Chris McManus and Franco Lamolinara, who were abducted last year, died as the rescue bid failed on Thursday.
The UK prime minister said he gave the go-ahead because the men's lives were in "imminent and growing danger".
British SBS special forces were "first in" during the rescue bid at Sokoto, says BBC correspondent Gordon Corera.
Gunmen seized the two engineers in the town of Birnin Kebbi on 12 May 2011.
They worked for B Stabilini, an Italian construction firm, and were involved in the construction of a local headquarters for the Central Bank of Nigeria.
"A Downing Street spokesperson said that the UK had been in regular contact with the Italian authorities throughout the case," BBC correspondent Gordon Corera reported.
"The spokesperson said Rome was informed when the operation was under way and that the British Prime Minister rang spoke to his Italian counterpart after its conclusion."
But speaking on the BBC's Newsnight, Italian Senator Lucio Malan said the Italians were not satisfied and wanted to know why they had not been consulted.
"It is quite uncommon that a country that is involved is not informed before. Apparently it was a very difficult situation and it might have been the best decision but it is still to be explained why the Italian authorities haven't been informed," he said.
"The intelligence which led to the raid is believed to have come through from co-operation with the Nigerians, with a source identifying the house where the hostages were being kept," the BBC's Gordon Corera reported.

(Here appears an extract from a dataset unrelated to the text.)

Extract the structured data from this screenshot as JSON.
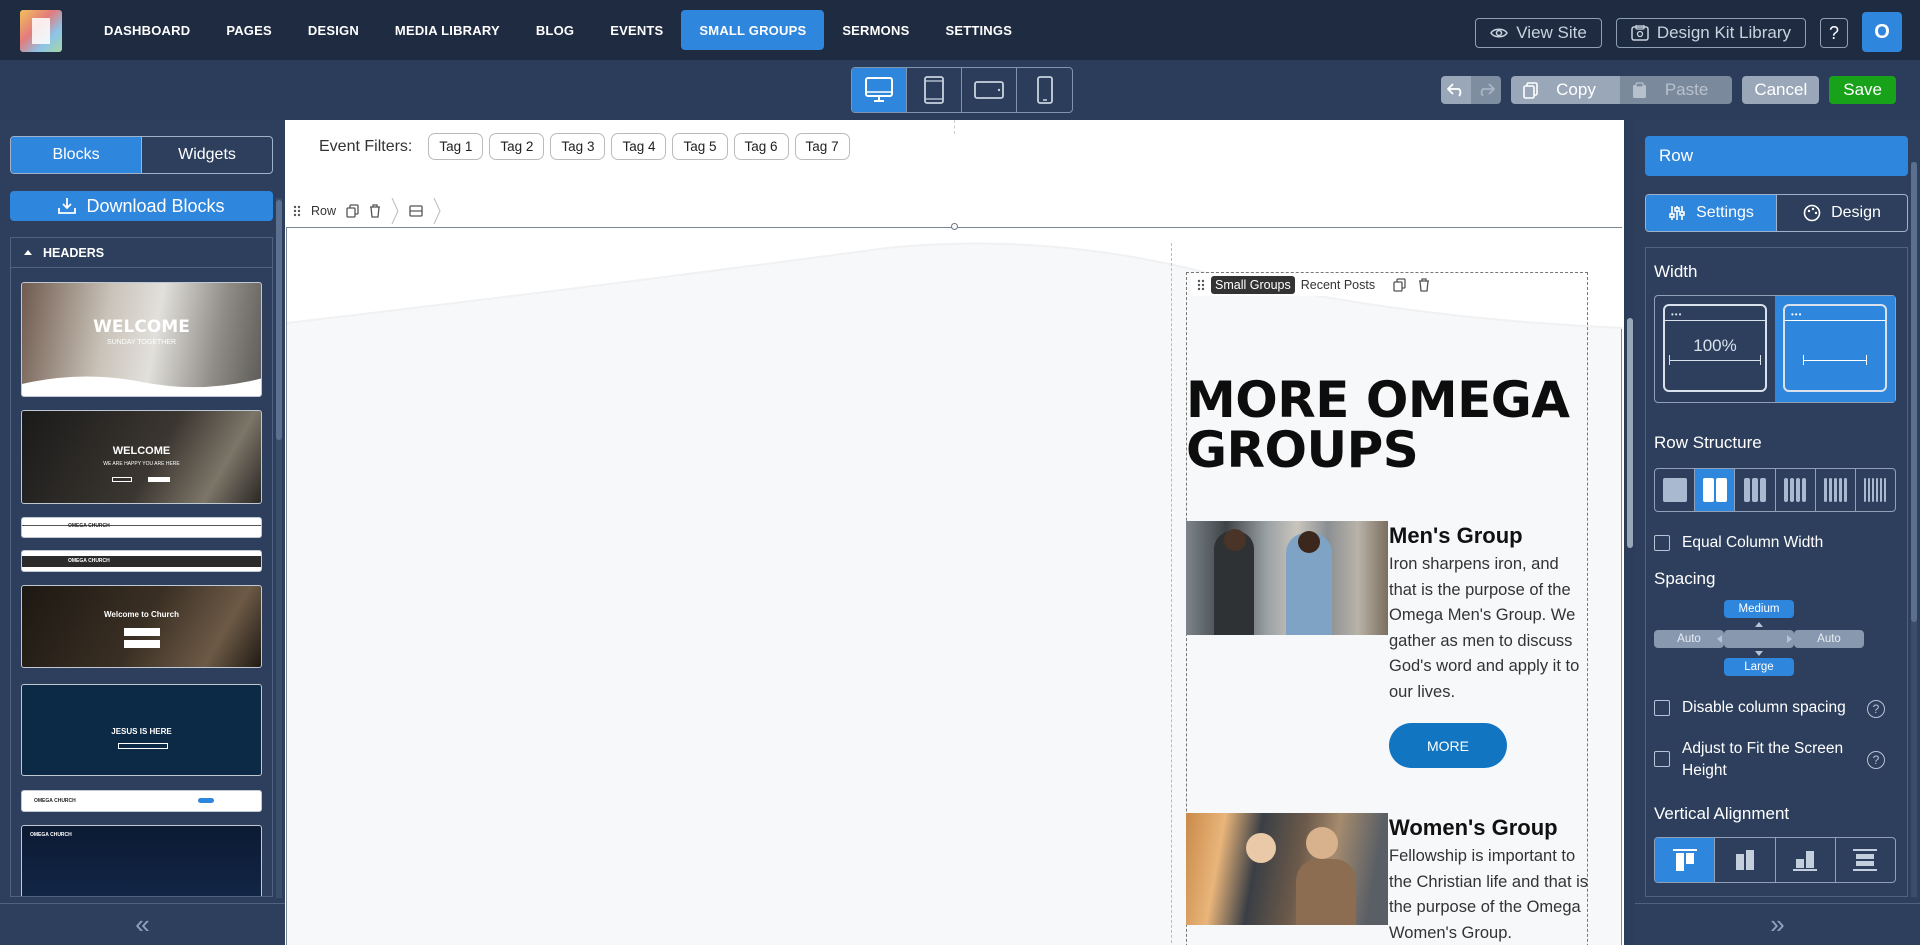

"Events moved fast; British officials talk of a collapsing time frame with fears that the window of opportunity for a rescue might close as the men were either moved or killed.
"As members of the British SBS entered the compound it's thought one kidnapper was shot but the hostages were then found dead. officials say all the early indications are that they were killed by their captors."
Mr Cameron said he and the Nigerian authorities had decided to go ahead with the rescue operation after receiving "credible information about [the men's] location.
"A window of opportunity arose to secure their release. We also had reason to believe that their lives were under imminent and growing danger," he said.
Italian Prime Minister Mario Monti's office said he had asked Nigerian President Goodluck Jonathan to provide as soon as possible a "detailed reconstruction" of the events.
Meanwhile, BBC correspondent Alan Johnston said one MP from the centre-left Democratic Party was now demanding to know why Italy was not involved in the decision to go ahead with the operation.
President Jonathan said that the men's captors had been seized and "would be made to face the full wrath of the law".
He described them as being from Boko Haram, a militant Islamist group that has carried out a number of attacks on police, politicians and clerics who oppose it.
The BBC's Gordon Corera said he understood the attack was most likely to have been the work of a splinter cell within Boko Haram, with possible links to al-Qaeda.
Relatives of Mr McManus, who reports say was from Oldham in Greater Manchester, released a statement saying they were "devastated" by his death but thanked those who had worked to try to free him.
"During this ordeal we have relied heavily on the support of our family and friends which has never waned and has enabled us to get through the most difficult of times," they said.